Soundwave recycling technology turns ‘forever chemicals’ into renewable resources

A new technique that uses soundwaves to separate materials for recycling could help prevent potentially harmful chemicals leaching into the environment.

Researchers at the University of Leicester have achieved a major milestone in fuel cell recycling, advancing techniques to efficiently separate valuable catalyst materials and fluorinated polymer membranes (PFAS) from catalyst-coated membranes (CCMs). The articles are published in RSC Sustainability and Ultrasonic Sonochemistry.

This development addresses critical environmental challenges posed by PFAS—often referred to as “forever chemicals”—which are known to contaminate drinking water and have serious health implications. The Royal Society of Chemistry has urged government intervention to reduce PFAS levels in UK water supplies.

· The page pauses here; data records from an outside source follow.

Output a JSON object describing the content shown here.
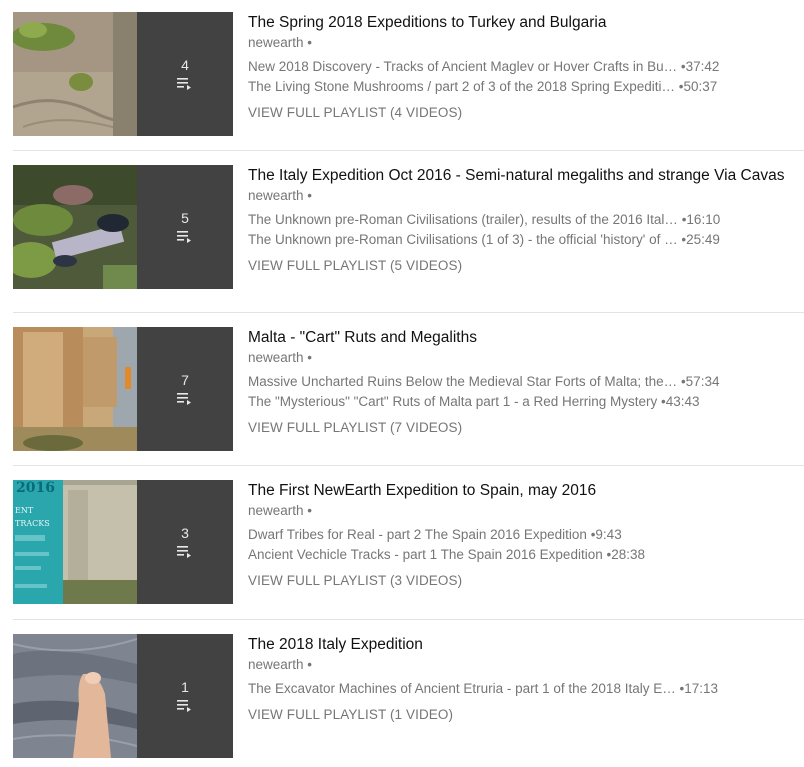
{
  "playlists": [
    {
      "title": "The Spring 2018 Expeditions to Turkey and Bulgaria",
      "channel": "newearth",
      "count": "4",
      "videos": [
        {
          "title": "New 2018 Discovery - Tracks of Ancient Maglev or Hover Crafts in Bu…",
          "duration": "37:42"
        },
        {
          "title": "The Living Stone Mushrooms / part 2 of 3 of the 2018 Spring Expediti…",
          "duration": "50:37"
        }
      ],
      "view_full": "VIEW FULL PLAYLIST (4 VIDEOS)"
    },
    {
      "title": "The Italy Expedition Oct 2016 - Semi-natural megaliths and strange Via Cavas",
      "channel": "newearth",
      "count": "5",
      "videos": [
        {
          "title": "The Unknown pre-Roman Civilisations (trailer), results of the 2016 Ital…",
          "duration": "16:10"
        },
        {
          "title": "The Unknown pre-Roman Civilisations (1 of 3) - the official 'history' of …",
          "duration": "25:49"
        }
      ],
      "view_full": "VIEW FULL PLAYLIST (5 VIDEOS)"
    },
    {
      "title": "Malta - \"Cart\" Ruts and Megaliths",
      "channel": "newearth",
      "count": "7",
      "videos": [
        {
          "title": "Massive Uncharted Ruins Below the Medieval Star Forts of Malta; the…",
          "duration": "57:34"
        },
        {
          "title": "The \"Mysterious\" \"Cart\" Ruts of Malta part 1 - a Red Herring Mystery",
          "duration": "43:43"
        }
      ],
      "view_full": "VIEW FULL PLAYLIST (7 VIDEOS)"
    },
    {
      "title": "The First NewEarth Expedition to Spain, may 2016",
      "channel": "newearth",
      "count": "3",
      "videos": [
        {
          "title": "Dwarf Tribes for Real - part 2 The Spain 2016 Expedition",
          "duration": "9:43"
        },
        {
          "title": "Ancient Vechicle Tracks - part 1 The Spain 2016 Expedition",
          "duration": "28:38"
        }
      ],
      "view_full": "VIEW FULL PLAYLIST (3 VIDEOS)"
    },
    {
      "title": "The 2018 Italy Expedition",
      "channel": "newearth",
      "count": "1",
      "videos": [
        {
          "title": "The Excavator Machines of Ancient Etruria - part 1 of the 2018 Italy E…",
          "duration": "17:13"
        }
      ],
      "view_full": "VIEW FULL PLAYLIST (1 VIDEO)"
    }
  ],
  "thumbnail_text": {
    "year": "2016",
    "ent": "ENT",
    "tracks": "TRACKS"
  },
  "colors": {
    "title": "#111111",
    "meta": "#767676",
    "overlay": "#282828",
    "divider": "#e3e3e3"
  },
  "icons": {
    "playlist": "playlist-play-icon",
    "separator": "bullet-separator"
  }
}
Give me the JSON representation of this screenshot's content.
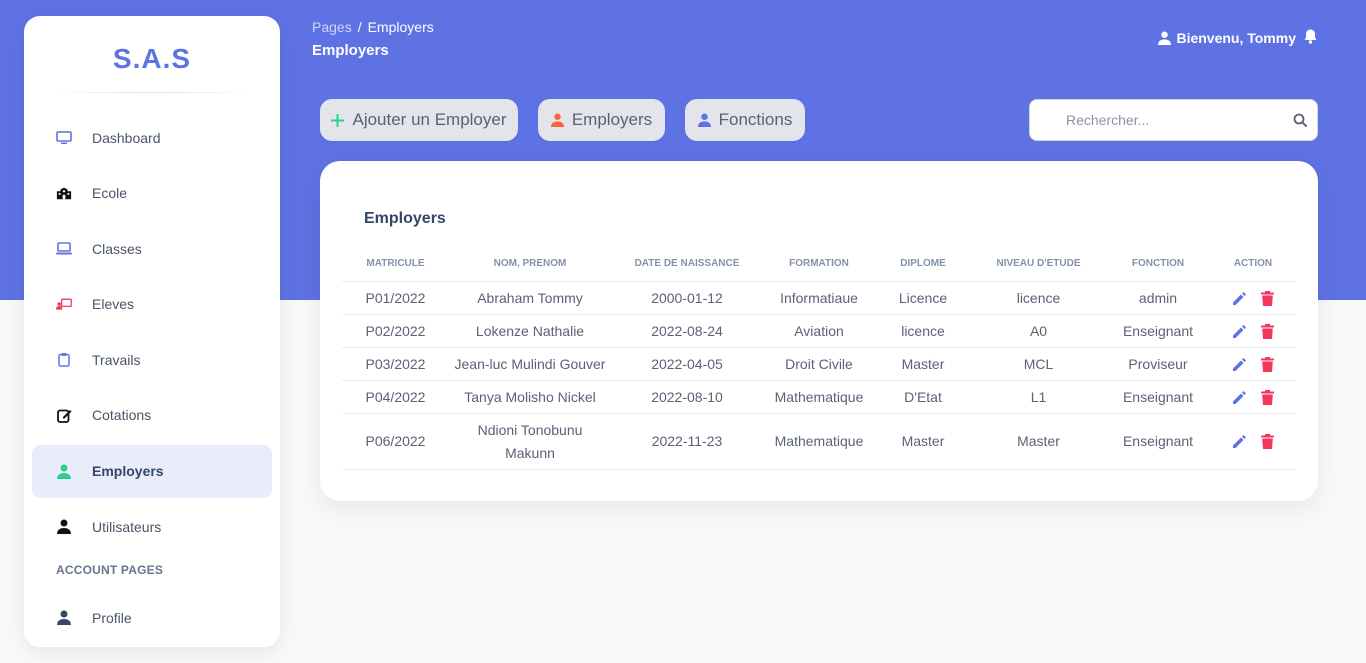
{
  "brand": "S.A.S",
  "sidebar": {
    "items": [
      {
        "label": "Dashboard",
        "icon": "monitor-icon",
        "active": false
      },
      {
        "label": "Ecole",
        "icon": "school-icon",
        "active": false
      },
      {
        "label": "Classes",
        "icon": "laptop-icon",
        "active": false
      },
      {
        "label": "Eleves",
        "icon": "chalkboard-teacher-icon",
        "active": false
      },
      {
        "label": "Travails",
        "icon": "clipboard-icon",
        "active": false
      },
      {
        "label": "Cotations",
        "icon": "edit-icon",
        "active": false
      },
      {
        "label": "Employers",
        "icon": "user-icon",
        "active": true
      },
      {
        "label": "Utilisateurs",
        "icon": "user-icon",
        "active": false
      }
    ],
    "section_title": "ACCOUNT PAGES",
    "account_items": [
      {
        "label": "Profile",
        "icon": "user-icon"
      }
    ]
  },
  "header": {
    "breadcrumb_root": "Pages",
    "breadcrumb_sep": "/",
    "breadcrumb_current": "Employers",
    "title": "Employers",
    "welcome": "Bienvenu, Tommy"
  },
  "actions": {
    "add_label": "Ajouter un Employer",
    "employers_label": "Employers",
    "fonctions_label": "Fonctions"
  },
  "search": {
    "placeholder": "Rechercher..."
  },
  "table": {
    "title": "Employers",
    "columns": [
      "MATRICULE",
      "NOM, PRENOM",
      "DATE DE NAISSANCE",
      "FORMATION",
      "DIPLOME",
      "NIVEAU D'ETUDE",
      "FONCTION",
      "ACTION"
    ],
    "rows": [
      [
        "P01/2022",
        "Abraham Tommy",
        "2000-01-12",
        "Informatiaue",
        "Licence",
        "licence",
        "admin"
      ],
      [
        "P02/2022",
        "Lokenze Nathalie",
        "2022-08-24",
        "Aviation",
        "licence",
        "A0",
        "Enseignant"
      ],
      [
        "P03/2022",
        "Jean-luc Mulindi Gouver",
        "2022-04-05",
        "Droit Civile",
        "Master",
        "MCL",
        "Proviseur"
      ],
      [
        "P04/2022",
        "Tanya Molisho Nickel",
        "2022-08-10",
        "Mathematique",
        "D'Etat",
        "L1",
        "Enseignant"
      ],
      [
        "P06/2022",
        "Ndioni Tonobunu Makunn",
        "2022-11-23",
        "Mathematique",
        "Master",
        "Master",
        "Enseignant"
      ]
    ]
  },
  "colors": {
    "primary": "#5e72e4",
    "danger": "#f5365c",
    "success": "#2dce89",
    "orange": "#fb6340"
  }
}
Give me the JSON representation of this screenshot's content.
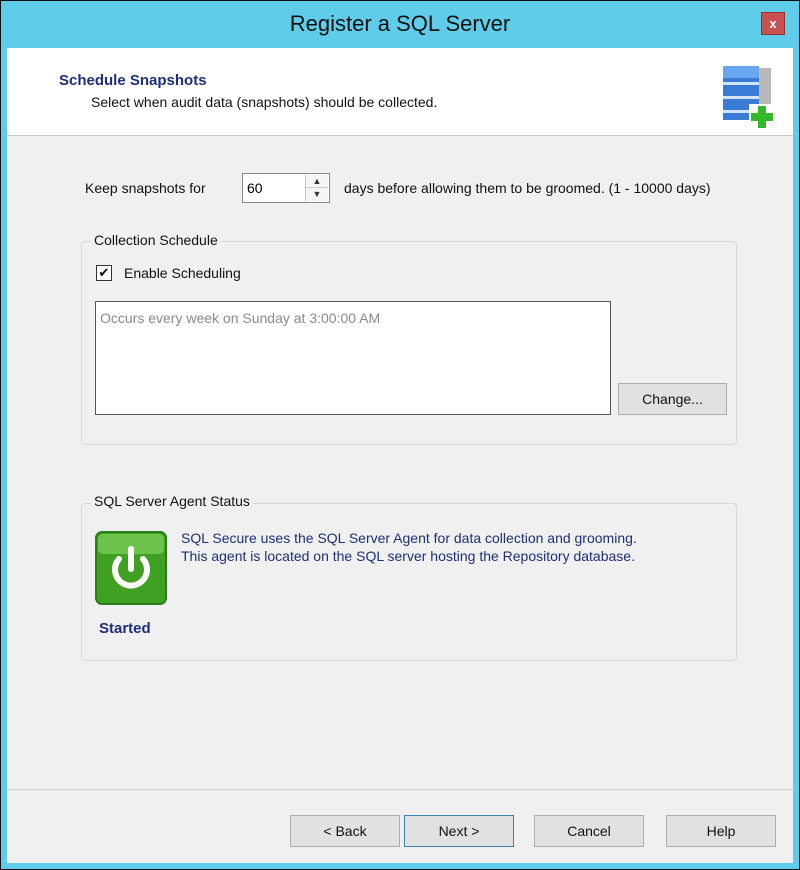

Fuel cells and water electrolyzers, essential components of hydrogen-powered energy systems, powering cars, trains and buses, depend on CCMs containing precious platinum group metals. However, the strong adhesion between catalyst layers and PFAS membranes has made recycling difficult.

Researchers at Leicester have developed a scalable method using organic solvent soaking and water ultrasonication to effectively separate these materials, revolutionizing the recycling process.

Dr. Jake Yang from the University of Leicester School of Chemistry said, “This method is simple and scalable. We can now separate PFAS membranes from precious metals without harsh chemicals—revolutionizing how we recycle fuel cells.

“Fuel cells have been heralded for a long time as the breakthrough technology for clean energy but the high cost of platinum group metals has been seen as a limitation. A circular economy in these metals will bring this breakthrough technology one step closer to reality.”

Building on this success, a follow-up study introduced a continuous delamination process, using a bespoke blade sonotrode that uses high frequency ultrasound to split the membranes to accelerate recycling. The process creates bubbles that collapse when subjected to high pressure, meaning the precious catalysts can be separated in seconds at room temperature. The innovative process is both sustainable and economically viable, paving the way for widespread adoption.

This research was carried out in collaboration with Johnson Matthey, a global leader in sustainable technologies. Industry-academia partnerships such as this underscore the importance of collective efforts in driving technological progress.

Ross Gordon, Principal Research Scientist at Johnson Matthey, said, “The development of high-intensity ultrasound to separate catalyst-loaded membranes is a game-changer in how we approach fuel cell recycling. At Johnson Matthey, we are proud to collaborate on pioneering solutions that accelerate the adoption of hydrogen-powered energy while making it more sustainable and economically viable.”

As fuel cell demand continues to grow, this breakthrough contributes to the circular economy by enabling efficient recycling of essential clean energy components. The researchers’ efforts support a greener and more affordable future for fuel cell technology while addressing pressing environmental challenges.